@Tamas_Papp I am not sure we need a common convention, as conversions should be trivial. Also
I would rather have the user convert between log and linear values when applicable. TBH, for MCMC a non-log PDF just does not make sense numerically and is not something one can recover from with a simplelog
as most of the precision is already lost to under/overflow.
It’s not so much about the auto-conversion, but about defending against the user passing the wrong kind of value. For example, in BAT.jl I have a PosteriorDensity(likelihood, prior)
. It’s meant to accept pretty much anything as a likelihood - a function, a distribution, etc., but I do want to defend against (possibly less experienced) users passing a function that produces a linear value. So by returning some kind of wrapper type (kind of like a unit), the user makes an explicit statement “this is a log value”. Also, this way a likelihood can just be called that. It’s just weird having PosteriorDensity(likelihood, prior)
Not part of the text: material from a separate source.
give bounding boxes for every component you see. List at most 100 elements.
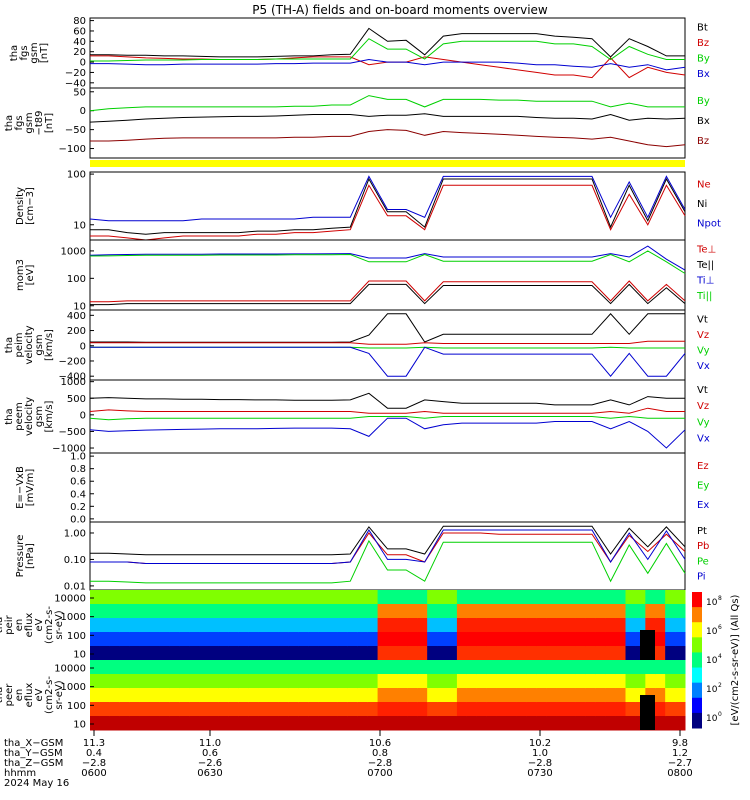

when the likelihood is an object like density or distribution, but having to write ``PosteriorDensity(log_likelihood, prior)` just to make it clear that it returns a log if it’s a function.
As for auxiliary/incidental computations, it is kind of tricky to decide what should be done with them, or if they are needed. Keeping eg 1024 of them around for a NUTS tree of depth 10 may be excessive — I would rather allow them to be calculated on demand with a closure, similarly to how Zygote does backtracing.
Sure, values that come with extra computational effort should only be calculated on demand. I mean data that is generated inherently as part of the (likelihood or whatever) calculation and that the user wants to preserve, in large-scale applications, that’s not an uncommon requirement.
Of course you’re right, one probably will want to filter/thin it a bit in the output, but that could be controlled by config parameters for the algorithm or so.